“It is what spirit is to matter, the blade to the scabbard, the perfume to the flower, the head to the body.”

“I understand. There never was a more just comparison. You are a man of sound judgment. Always recollect what you have just told me, and make yourself more and more worthy of the confidence of—your idol.”

“Will he soon be in a state to hear me, my lord?”

“In two or three days, at most. Yesterday a providential crisis saved his life; and he is endowed with so energetic a will, that his cure will be very rapid.”

“Shall you see him again to-morrow, my lord?”

“Yes, before my departure, to bid him farewell.”

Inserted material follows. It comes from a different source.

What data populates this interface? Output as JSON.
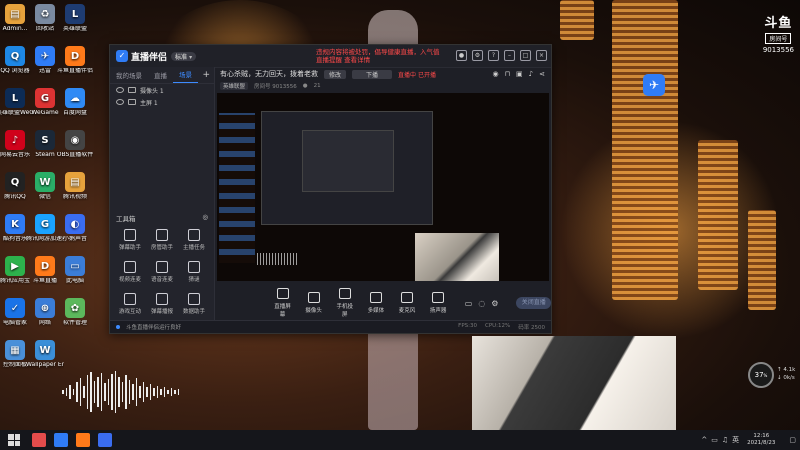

“Then tell him a strange circumstance, of which I have not been able to inform him, but which happened yesterday.”

“What was it?”

“I had gone to the garden of the dead. I saw funerals everywhere, and lighted torches, in the midst of the black night, shining upon tombs. Bowanee smiled in her ebon sky. As I thought of that divinity of destruction, I beheld with joy the dead-cart emptied of its coffins. The immense pit yawned like the mouth of hell; corpses were heaped upon corpses, and still it yawned the same. Suddenly, by the light of a torch, I saw an old man beside me. He wept. I had seen him before. He is a Jew—the keeper of the house in the Rue Saint-Francois—you know what I mean.” Here the man in the cloak started.

“Yes, I know; but what is the matter? why do you stop short?”